8月の株価下落に際して、確定拠出年金(DC)コールセンターにはいつにも増して加入者からの電話が入っていました。どんな問い合わせが多かったのかというと、「ご自身の保有資産と残高を知りたい」というものです。

残高の問い合わせが多い理由

残高通知は、年1回以上発行することが法定化されていますが、レコードキーパー※が書類を作成して郵送という作業を経るため、加入者の手元に届くのは作成から1カ月近く時間が経ってからとなります。加入者専用のWEBサイトには、日々の基準価額が反映されていますが、DC口座番号やパスワードが分からなければ、アクセスができません。そこで市場が大きく動いた場合など、現時点の残高を確認したい加入者からコールセンターに問い合わせが入ることになります。

残高を確認した加入者の方は、次に「このまま投資信託を持っていていいのでしょうか?」と質問されます。DCの運営管理機関には投資アドバイスが禁止されているため「いい」「悪い」という回答はできませんが、質問された方の年齢やリスクの捉え方から現状を再確認いただけるような情報を提供します。

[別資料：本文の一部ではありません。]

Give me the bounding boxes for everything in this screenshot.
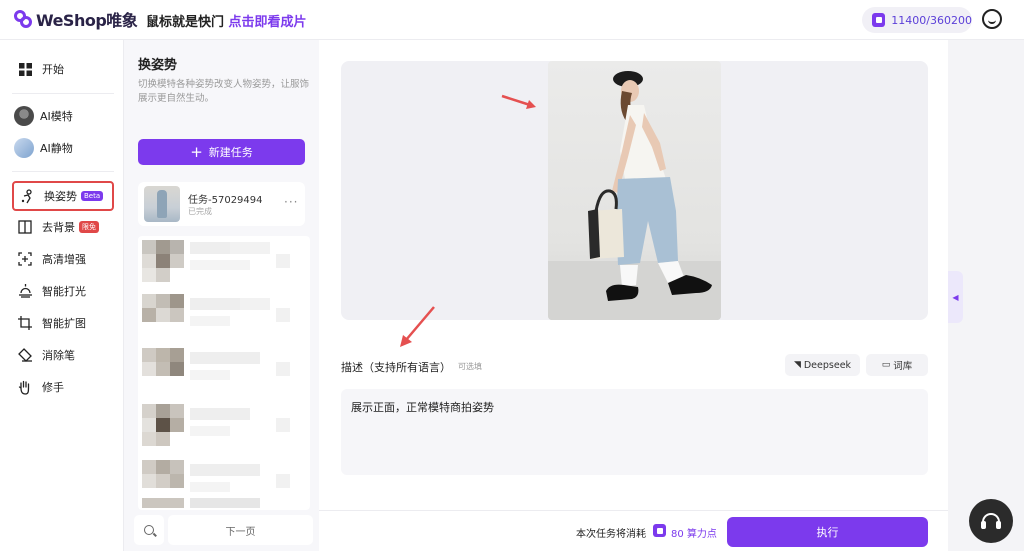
caret-left-icon: ◀: [952, 292, 959, 302]
sidebar-item-label: AI静物: [40, 142, 73, 155]
image-preview-area: [341, 61, 928, 320]
word-library-label: 词库: [893, 361, 913, 372]
main-panel: 描述（支持所有语言） 可选填 ◥ Deepseek ▭ 词库 展示正面，正常模特…: [319, 40, 948, 551]
sidebar-item-label: 修手: [42, 381, 64, 394]
grid-icon: [16, 60, 34, 78]
deepseek-button[interactable]: ◥ Deepseek: [785, 354, 860, 376]
sidebar-item-label: AI模特: [40, 110, 73, 123]
deepseek-label: Deepseek: [803, 359, 852, 371]
annotation-arrow-icon: [400, 306, 435, 347]
word-library-button[interactable]: ▭ 词库: [866, 354, 928, 376]
enhance-icon: [16, 250, 34, 268]
slogan-highlight: 点击即看成片: [228, 15, 307, 30]
eraser-icon: [16, 346, 34, 364]
search-icon: [144, 525, 154, 535]
still-life-avatar: [14, 138, 34, 158]
model-avatar: [14, 106, 34, 126]
sidebar-item-eraser[interactable]: 消除笔: [12, 341, 114, 369]
credits-value: 11400/360200: [891, 13, 972, 27]
sidebar-item-fix-hand[interactable]: 修手: [12, 373, 114, 401]
logo-mark-icon: [14, 10, 32, 28]
sidebar-item-ai-still[interactable]: AI静物: [12, 134, 114, 162]
sidebar-item-start[interactable]: 开始: [12, 55, 114, 83]
task-name: 任务-57029494: [188, 195, 263, 206]
nav-divider: [12, 93, 114, 94]
hand-icon: [16, 378, 34, 396]
nav-divider: [12, 171, 114, 172]
sidebar-item-label: 去背景: [42, 221, 75, 234]
pose-icon: [18, 187, 36, 205]
annotation-arrow-icon: [501, 94, 536, 109]
sidebar-item-change-pose[interactable]: 换姿势 Beta: [12, 181, 114, 211]
header-slogan: 鼠标就是快门 点击即看成片: [146, 11, 307, 30]
deepseek-icon: ◥: [793, 360, 801, 370]
next-page-button[interactable]: 下一页: [168, 515, 313, 545]
description-value: 展示正面，正常模特商拍姿势: [351, 401, 494, 414]
sidebar-item-lighting[interactable]: 智能打光: [12, 277, 114, 305]
sidebar-item-hd-enhance[interactable]: 高清增强: [12, 245, 114, 273]
credits-badge[interactable]: 11400/360200: [862, 7, 972, 33]
logo-text: WeShop唯象: [36, 11, 138, 30]
task-panel: 换姿势 切换模特各种姿势改变人物姿势，让服饰展示更自然生动。 + 新建任务 任务…: [124, 40, 319, 551]
task-status: 已完成: [188, 207, 212, 216]
background-icon: [16, 218, 34, 236]
sidebar-item-label: 换姿势: [44, 190, 77, 203]
sidebar-item-label: 智能打光: [42, 285, 86, 298]
chip-icon: [653, 524, 666, 537]
run-button[interactable]: 执行: [727, 517, 928, 547]
description-optional-hint: 可选填: [458, 362, 482, 371]
description-input[interactable]: 展示正面，正常模特商拍姿势: [341, 389, 928, 475]
task-list-blurred: [138, 236, 310, 510]
expand-icon: [16, 314, 34, 332]
sidebar-item-label: 开始: [42, 63, 64, 76]
sidebar-item-remove-bg[interactable]: 去背景 限免: [12, 213, 114, 241]
task-panel-footer: 下一页: [124, 510, 319, 551]
task-card[interactable]: 任务-57029494 已完成 ···: [138, 182, 305, 226]
model-photo[interactable]: [548, 61, 721, 320]
task-thumbnail: [144, 186, 180, 222]
free-badge: 限免: [79, 221, 99, 233]
cost-prefix: 本次任务将消耗: [576, 529, 646, 540]
sidebar-item-label: 消除笔: [42, 349, 75, 362]
more-options-icon[interactable]: ···: [284, 195, 298, 209]
lighting-icon: [16, 282, 34, 300]
beta-badge: Beta: [81, 191, 104, 201]
headset-icon: [981, 513, 1001, 529]
task-panel-description: 切换模特各种姿势改变人物姿势，让服饰展示更自然生动。: [138, 79, 310, 104]
sidebar-item-ai-model[interactable]: AI模特: [12, 102, 114, 130]
slogan-prefix: 鼠标就是快门: [146, 15, 225, 30]
new-task-label: 新建任务: [208, 146, 253, 159]
sidebar-item-expand[interactable]: 智能扩图: [12, 309, 114, 337]
collapse-panel-tab[interactable]: ◀: [948, 271, 963, 323]
top-header: WeShop唯象 鼠标就是快门 点击即看成片 11400/360200: [0, 0, 1024, 40]
user-smile-icon[interactable]: [982, 9, 1002, 29]
sidebar-item-label: 高清增强: [42, 253, 86, 266]
action-footer: 本次任务将消耗 80 算力点 执行: [319, 510, 948, 551]
task-panel-title: 换姿势: [138, 58, 178, 73]
description-label: 描述（支持所有语言）: [341, 361, 451, 374]
new-task-button[interactable]: + 新建任务: [138, 139, 305, 165]
plus-icon: +: [190, 142, 203, 161]
customer-support-button[interactable]: [969, 499, 1013, 543]
chip-icon: [872, 13, 886, 27]
folder-icon: ▭: [881, 360, 891, 370]
sidebar-item-label: 智能扩图: [42, 317, 86, 330]
sidebar-nav: 开始 AI模特 AI静物 换姿势 Beta 去背景 限免 高清增强 智能打光 智…: [0, 40, 124, 551]
cost-value: 80 算力点: [671, 529, 717, 540]
weshop-logo[interactable]: WeShop唯象: [14, 8, 138, 30]
search-button[interactable]: [134, 515, 164, 545]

例えば30代であれば、「受け取りまで時間があるので、積立投資なら値段が高い時には少なく、安い時には多く購入できるメリットがあります」。50代後半であれば、「年代が上がっていくにしたがって株式割合を減らすなど、リスクを抑えた運用に変えていくことが一般的です」といった具合です。

「コールセンター」というと、クレーム対応や注文受付のイメージがありますが、DCコールセンターの場合はさまざまな疑問や相談にも応じているわけです。